Thirst quenched, Jessie did hand the carton of milk to the hand. She then sauntered to the bedroom. She felt a little spring in her step. Looking down at her body, lying next to her husband, she paused.

For a long moment, Jessie wondered, did she really want to be back in her body? She felt a hand at her back, a hand that gave her a gentle push and she was again in her body.

While Jessie slept an easy, dreamless sleep, in a trailer in Benhurst, Colorado, Cindy Shiles found sleep wouldn't come. She decided a glass of Iron Barrel Chocolate flavored Whiskey would do the trick and lumbered her three hundred and forty two pounds off of the wobbly bed. The floorboards groaned under her bulk and she cursed her parents for her genetics.

In the living room, she wobbled past the flimsy bookshelf that housed her college textbooks. One day, one day she would return to Myndee University, and would actually apply herself to her studies, instead of trying to have a social life. As she lumbered past, the framed drawing toppled over.

Cindy had absolutely hated, loathed Kitty Truehart when they'd been paired up to be roommates. The girl was stunningly beautiful with perfect blonde hair and luminescent blue eyes and a physique Cindy would have killed to have. And her syrupy sweet voice and her sickeningly sweet personality...

Then, Kitty had a boyfriend. Kitty's boyfriend was the type of man Cindy thought of when she pleasured herself. Tall, handsome, well-built, a man's man. And no matter how much Cindy denigrated Lowell Truesdale, Kitty seemed determined to be with him.

"Fucking bitch," Cindy snarled, righting the small self-portrait Kitty Truehart had sent to her.

The self-portrait was not of an adult Kitty Truehart, but of a small blonde child. Cindy had laughed a delighted laugh when she'd seen that the portrait had been mailed to her from some Psychiatric Hospital in Louisiana.

"Guess little Miss Perfect ain't so fucking perfect, huh?" Cindy had guffawed, looking at the framed drawing.

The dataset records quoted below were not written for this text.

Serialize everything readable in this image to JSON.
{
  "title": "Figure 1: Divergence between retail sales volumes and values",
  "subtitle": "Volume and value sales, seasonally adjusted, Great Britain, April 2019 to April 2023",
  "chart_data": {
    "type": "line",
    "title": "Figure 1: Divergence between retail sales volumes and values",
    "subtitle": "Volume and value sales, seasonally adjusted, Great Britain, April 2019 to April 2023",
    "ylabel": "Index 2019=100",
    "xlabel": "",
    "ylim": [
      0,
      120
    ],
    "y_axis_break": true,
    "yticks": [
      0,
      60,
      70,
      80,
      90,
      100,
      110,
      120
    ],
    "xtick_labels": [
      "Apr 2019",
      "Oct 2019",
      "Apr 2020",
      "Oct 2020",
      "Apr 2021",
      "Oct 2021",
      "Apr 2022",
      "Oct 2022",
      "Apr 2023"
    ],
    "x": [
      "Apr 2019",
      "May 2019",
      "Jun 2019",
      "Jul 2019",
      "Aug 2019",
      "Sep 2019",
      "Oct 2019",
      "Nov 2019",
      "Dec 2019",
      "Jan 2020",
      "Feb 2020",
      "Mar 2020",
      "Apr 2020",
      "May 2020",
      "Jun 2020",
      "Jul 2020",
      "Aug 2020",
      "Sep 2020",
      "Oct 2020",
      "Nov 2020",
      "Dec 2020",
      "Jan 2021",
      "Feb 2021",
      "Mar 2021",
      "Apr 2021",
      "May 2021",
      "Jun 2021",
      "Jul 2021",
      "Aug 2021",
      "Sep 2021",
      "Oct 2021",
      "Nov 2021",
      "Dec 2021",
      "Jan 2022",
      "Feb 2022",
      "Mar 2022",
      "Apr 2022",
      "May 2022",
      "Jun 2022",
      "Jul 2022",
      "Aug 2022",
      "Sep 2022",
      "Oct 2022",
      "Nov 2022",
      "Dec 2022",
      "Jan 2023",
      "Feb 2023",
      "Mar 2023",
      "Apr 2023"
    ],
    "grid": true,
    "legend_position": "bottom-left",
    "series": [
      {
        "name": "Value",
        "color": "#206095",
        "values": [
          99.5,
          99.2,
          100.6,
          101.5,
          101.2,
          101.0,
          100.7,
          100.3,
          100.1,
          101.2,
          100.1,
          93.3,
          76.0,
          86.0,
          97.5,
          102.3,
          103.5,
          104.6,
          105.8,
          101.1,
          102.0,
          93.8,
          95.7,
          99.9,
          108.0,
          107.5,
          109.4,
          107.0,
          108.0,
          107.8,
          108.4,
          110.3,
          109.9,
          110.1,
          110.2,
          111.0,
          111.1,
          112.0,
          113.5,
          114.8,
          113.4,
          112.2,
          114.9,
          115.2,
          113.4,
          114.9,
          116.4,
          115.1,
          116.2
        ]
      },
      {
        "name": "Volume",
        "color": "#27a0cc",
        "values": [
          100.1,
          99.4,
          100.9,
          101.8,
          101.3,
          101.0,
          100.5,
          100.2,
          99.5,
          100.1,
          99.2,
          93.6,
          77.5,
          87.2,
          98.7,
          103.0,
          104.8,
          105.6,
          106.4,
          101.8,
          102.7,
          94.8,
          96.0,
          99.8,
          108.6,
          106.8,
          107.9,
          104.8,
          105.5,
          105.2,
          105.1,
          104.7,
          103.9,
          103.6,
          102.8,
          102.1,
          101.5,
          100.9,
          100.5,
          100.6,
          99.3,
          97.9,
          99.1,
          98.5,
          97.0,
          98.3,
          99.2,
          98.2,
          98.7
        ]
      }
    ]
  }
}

Righting the portrait, Cindy gasped. The small, hopeful face of the child Kitty Truehart was not inside of the frame. Instead, there was a drawing of a torn foil packet for a condom and a used condom, semen dribbling, puddling from the torn tip.

That smug little bitch had a date, had plans to spend the weekend with her boyfriend, her loving, supportive boyfriend. Cindy had gifted Kitty some condoms and had laughed at the hot blush on Kitty's face. Of course, Cindy did not tell Kitty that she'd taken a safety pin to each of the condoms, piercing two or three holes into each condom.

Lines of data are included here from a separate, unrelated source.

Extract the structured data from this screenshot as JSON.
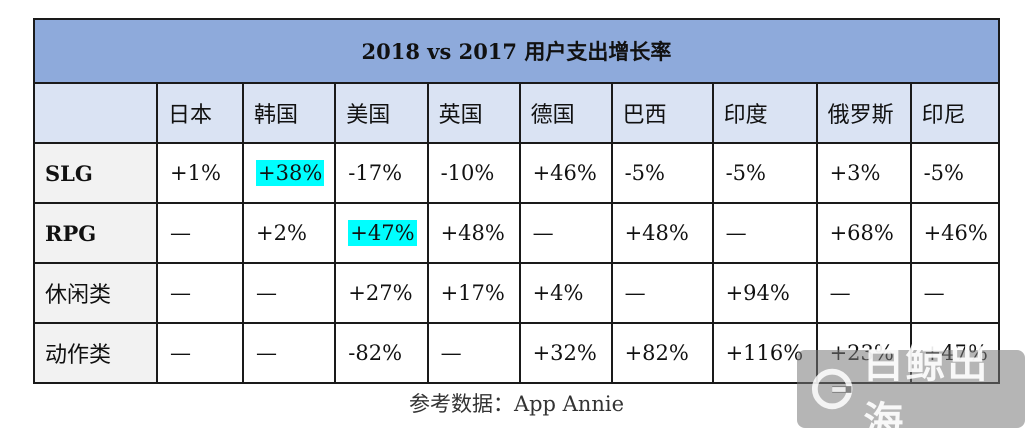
{
  "title": "2018 vs 2017 用户支出增长率",
  "columns": [
    "日本",
    "韩国",
    "美国",
    "英国",
    "德国",
    "巴西",
    "印度",
    "俄罗斯",
    "印尼"
  ],
  "rows": [
    {
      "label": "SLG",
      "values": [
        "+1%",
        "+38%",
        "-17%",
        "-10%",
        "+46%",
        "-5%",
        "-5%",
        "+3%",
        "-5%"
      ]
    },
    {
      "label": "RPG",
      "values": [
        "—",
        "+2%",
        "+47%",
        "+48%",
        "—",
        "+48%",
        "—",
        "+68%",
        "+46%"
      ]
    },
    {
      "label": "休闲类",
      "values": [
        "—",
        "—",
        "+27%",
        "+17%",
        "+4%",
        "—",
        "+94%",
        "—",
        "—"
      ]
    },
    {
      "label": "动作类",
      "values": [
        "—",
        "—",
        "-82%",
        "—",
        "+32%",
        "+82%",
        "+116%",
        "+23%",
        "+47%"
      ]
    }
  ],
  "highlights": [
    "rows.0.values.1",
    "rows.1.values.2"
  ],
  "highlight_color": "#00ffff",
  "source": "参考数据：App Annie",
  "watermark": {
    "text": "白鲸出海"
  },
  "colors": {
    "title_bg": "#8eaadb",
    "header_bg": "#dae3f3",
    "label_bg": "#f2f2f2"
  }
}
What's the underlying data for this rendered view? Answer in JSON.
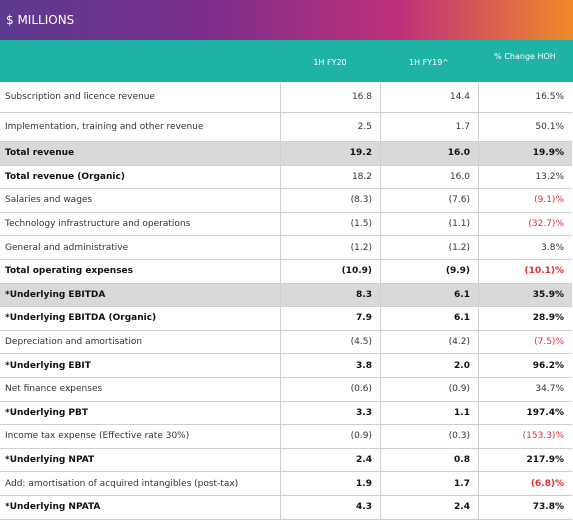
{
  "header": {
    "title": "$ MILLIONS",
    "columns": [
      "1H FY20",
      "1H FY19^",
      "% Change HOH"
    ]
  },
  "table": {
    "rows": [
      [
        "Subscription and licence revenue",
        "16.8",
        "14.4",
        "16.5%"
      ],
      [
        "Implementation, training and other revenue",
        "2.5",
        "1.7",
        "50.1%"
      ],
      [
        "Total revenue",
        "19.2",
        "16.0",
        "19.9%"
      ],
      [
        "Total revenue (Organic)",
        "18.2",
        "16.0",
        "13.2%"
      ],
      [
        "Salaries and wages",
        "(8.3)",
        "(7.6)",
        "(9.1)%"
      ],
      [
        "Technology infrastructure and operations",
        "(1.5)",
        "(1.1)",
        "(32.7)%"
      ],
      [
        "General and administrative",
        "(1.2)",
        "(1.2)",
        "3.8%"
      ],
      [
        "Total operating expenses",
        "(10.9)",
        "(9.9)",
        "(10.1)%"
      ],
      [
        "*Underlying EBITDA",
        "8.3",
        "6.1",
        "35.9%"
      ],
      [
        "*Underlying EBITDA (Organic)",
        "7.9",
        "6.1",
        "28.9%"
      ],
      [
        "Depreciation and amortisation",
        "(4.5)",
        "(4.2)",
        "(7.5)%"
      ],
      [
        "*Underlying EBIT",
        "3.8",
        "2.0",
        "96.2%"
      ],
      [
        "Net finance expenses",
        "(0.6)",
        "(0.9)",
        "34.7%"
      ],
      [
        "*Underlying PBT",
        "3.3",
        "1.1",
        "197.4%"
      ],
      [
        "Income tax expense (Effective rate 30%)",
        "(0.9)",
        "(0.3)",
        "(153.3)%"
      ],
      [
        "*Underlying NPAT",
        "2.4",
        "0.8",
        "217.9%"
      ],
      [
        "Add: amortisation of acquired intangibles (post-tax)",
        "1.9",
        "1.7",
        "(6.8)%"
      ],
      [
        "*Underlying NPATA",
        "4.3",
        "2.4",
        "73.8%"
      ]
    ]
  }
}
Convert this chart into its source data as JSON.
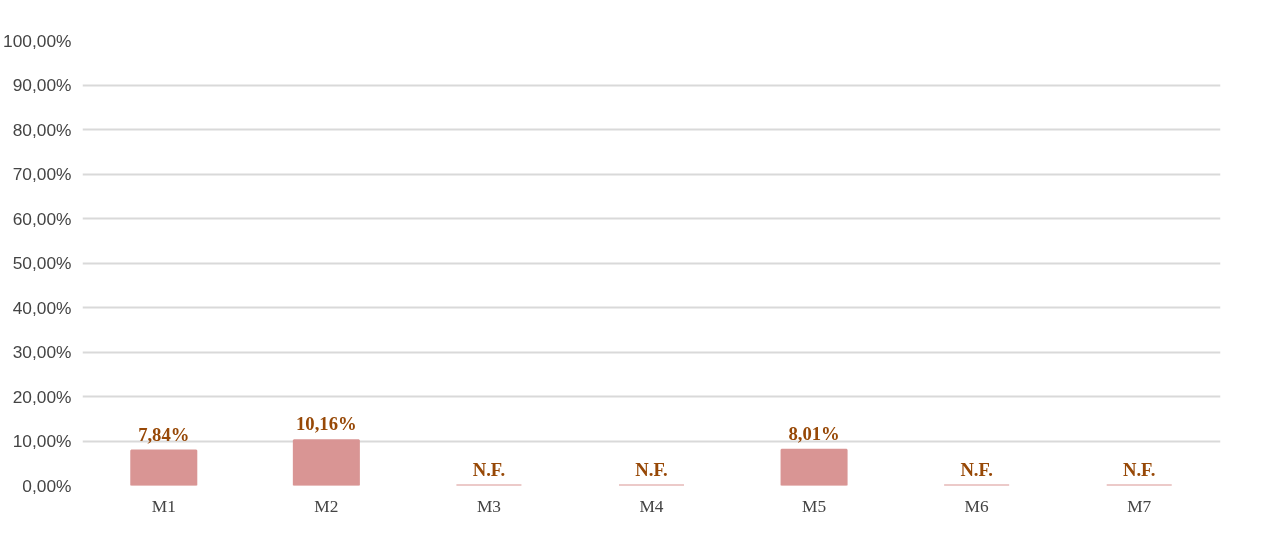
{
  "chart_data": {
    "type": "bar",
    "categories": [
      "M1",
      "M2",
      "M3",
      "M4",
      "M5",
      "M6",
      "M7"
    ],
    "values": [
      7.84,
      10.16,
      0,
      0,
      8.01,
      0,
      0
    ],
    "value_labels": [
      "7,84%",
      "10,16%",
      "N.F.",
      "N.F.",
      "8,01%",
      "N.F.",
      "N.F."
    ],
    "color": "#d99594",
    "ylim": [
      0,
      100
    ],
    "yticks": [
      {
        "value": 0,
        "label": "0,00%"
      },
      {
        "value": 10,
        "label": "10,00%"
      },
      {
        "value": 20,
        "label": "20,00%"
      },
      {
        "value": 30,
        "label": "30,00%"
      },
      {
        "value": 40,
        "label": "40,00%"
      },
      {
        "value": 50,
        "label": "50,00%"
      },
      {
        "value": 60,
        "label": "60,00%"
      },
      {
        "value": 70,
        "label": "70,00%"
      },
      {
        "value": 80,
        "label": "80,00%"
      },
      {
        "value": 90,
        "label": "90,00%"
      },
      {
        "value": 100,
        "label": "100,00%"
      }
    ],
    "grid": "y"
  }
}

Whatever had happened on that date, Kitty had never returned to their dorm room. A few times, that handsome Lowell had asked Cindy if she knew anything about Kitty. Rather than asking Cindy out on a date, the man was just worried about the bitch, the beautiful blonde bitch Kitty.

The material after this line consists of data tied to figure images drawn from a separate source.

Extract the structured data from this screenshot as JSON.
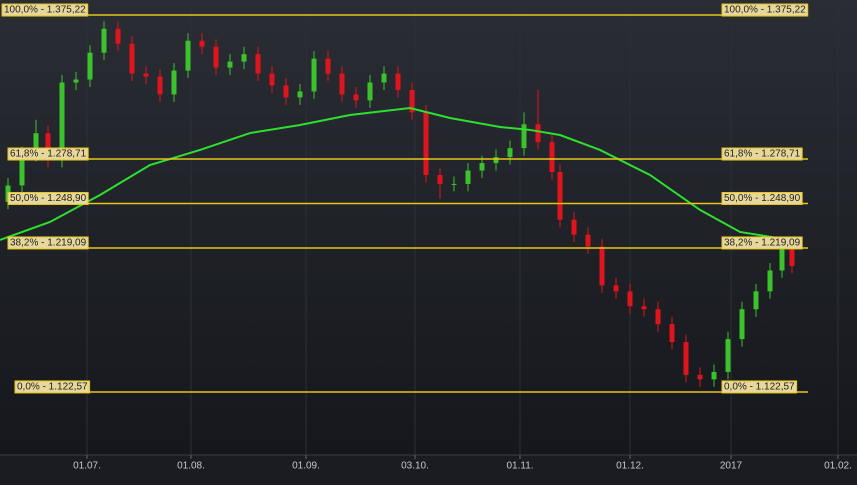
{
  "chart_data": {
    "type": "candlestick",
    "xlim": [
      -17.4,
      154
    ],
    "ylim": [
      1080.3,
      1385.3
    ],
    "xticks": [
      {
        "value": 0,
        "label": "01.07."
      },
      {
        "value": 20.8,
        "label": "01.08."
      },
      {
        "value": 43.8,
        "label": "01.09."
      },
      {
        "value": 65.6,
        "label": "03.10."
      },
      {
        "value": 86.6,
        "label": "01.11."
      },
      {
        "value": 108.6,
        "label": "01.12."
      },
      {
        "value": 128.8,
        "label": "2017"
      },
      {
        "value": 150.2,
        "label": "01.02."
      }
    ],
    "up_color": "#3cc22c",
    "down_color": "#e0141c",
    "x": [
      -15.8,
      -13,
      -10.2,
      -7.8,
      -5,
      -2.2,
      0.6,
      3.4,
      6.2,
      9,
      11.8,
      14.6,
      17.4,
      20.2,
      23,
      25.8,
      28.6,
      31.4,
      34.2,
      37,
      39.8,
      42.6,
      45.4,
      48.2,
      51,
      53.8,
      56.6,
      59.4,
      62.2,
      65,
      67.8,
      70.6,
      73.4,
      76.2,
      79,
      81.8,
      84.6,
      87.4,
      90.2,
      93,
      94.6,
      97.4,
      100.2,
      103,
      105.8,
      108.6,
      111.4,
      114.2,
      117,
      119.8,
      122.6,
      125.4,
      128.2,
      131,
      133.8,
      136.6,
      139,
      141
    ],
    "open": [
      1250,
      1261,
      1282,
      1296,
      1278,
      1330,
      1332,
      1350,
      1366,
      1356,
      1336,
      1334,
      1322,
      1338,
      1358,
      1354,
      1340,
      1344,
      1349,
      1336,
      1328,
      1320,
      1324,
      1346,
      1336,
      1322,
      1318,
      1330,
      1336,
      1325,
      1310,
      1268,
      1262,
      1262,
      1271,
      1276,
      1280,
      1286,
      1302,
      1290,
      1270,
      1238,
      1228,
      1220,
      1194,
      1190,
      1180,
      1178,
      1168,
      1156,
      1134,
      1131,
      1136,
      1158,
      1178,
      1190,
      1204,
      1218
    ],
    "high": [
      1266,
      1287,
      1305,
      1301,
      1335,
      1337,
      1355,
      1371,
      1371,
      1361,
      1341,
      1339,
      1343,
      1363,
      1363,
      1359,
      1349,
      1354,
      1354,
      1341,
      1333,
      1329,
      1351,
      1351,
      1341,
      1327,
      1335,
      1341,
      1341,
      1330,
      1315,
      1273,
      1267,
      1276,
      1281,
      1285,
      1291,
      1310,
      1325,
      1295,
      1275,
      1243,
      1233,
      1225,
      1199,
      1195,
      1185,
      1183,
      1173,
      1161,
      1139,
      1141,
      1163,
      1183,
      1195,
      1209,
      1225,
      1223
    ],
    "low": [
      1245,
      1256,
      1277,
      1273,
      1273,
      1325,
      1327,
      1345,
      1351,
      1331,
      1329,
      1317,
      1317,
      1333,
      1349,
      1335,
      1335,
      1339,
      1331,
      1323,
      1315,
      1315,
      1319,
      1331,
      1317,
      1313,
      1313,
      1325,
      1320,
      1305,
      1263,
      1252,
      1257,
      1257,
      1266,
      1271,
      1275,
      1281,
      1285,
      1265,
      1233,
      1223,
      1215,
      1189,
      1185,
      1175,
      1173,
      1163,
      1151,
      1129,
      1126,
      1126,
      1131,
      1153,
      1173,
      1185,
      1199,
      1202
    ],
    "close": [
      1261,
      1282,
      1296,
      1278,
      1330,
      1332,
      1350,
      1366,
      1356,
      1336,
      1334,
      1322,
      1338,
      1358,
      1354,
      1340,
      1344,
      1349,
      1336,
      1328,
      1320,
      1324,
      1346,
      1336,
      1322,
      1318,
      1330,
      1336,
      1325,
      1310,
      1268,
      1262,
      1262,
      1271,
      1276,
      1280,
      1286,
      1302,
      1290,
      1270,
      1238,
      1228,
      1220,
      1194,
      1190,
      1180,
      1178,
      1168,
      1156,
      1134,
      1131,
      1136,
      1158,
      1178,
      1190,
      1204,
      1218,
      1207
    ],
    "moving_average": {
      "color": "#2ee02e",
      "x": [
        -17.4,
        -7.4,
        2.6,
        12.6,
        22.6,
        32.6,
        42.6,
        52.6,
        64.6,
        72.6,
        82.6,
        88.6,
        94.6,
        102.6,
        112.6,
        122.6,
        130.6,
        140.6
      ],
      "values": [
        1224.5,
        1236.5,
        1254.6,
        1274.7,
        1284.8,
        1296.1,
        1301.5,
        1308.2,
        1312.9,
        1306.2,
        1300.2,
        1298.2,
        1294.8,
        1284.8,
        1268.0,
        1244.6,
        1229.8,
        1224.5
      ]
    },
    "fib_color": "#e6c619",
    "fib_levels": [
      {
        "value": 1375.22,
        "label": "100,0% - 1.375,22"
      },
      {
        "value": 1278.71,
        "label": "61,8% - 1.278,71"
      },
      {
        "value": 1248.9,
        "label": "50,0% - 1.248,90"
      },
      {
        "value": 1219.09,
        "label": "38,2% - 1.219,09"
      },
      {
        "value": 1122.57,
        "label": "0,0% - 1.122,57"
      }
    ]
  }
}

Suddenly, Cindy felt sick to her stomach as a bout of morning sickness gripped her. Unable to move, Cindy vomited heartily onto herself. Her already distended belly slowly expanded and she felt bloated, bloated and severely constipated and miserable. Her breasts were extremely sore; her nipples felt like someone had vigorously rubbed sandpaper across them. Her belly grew grotesquely large.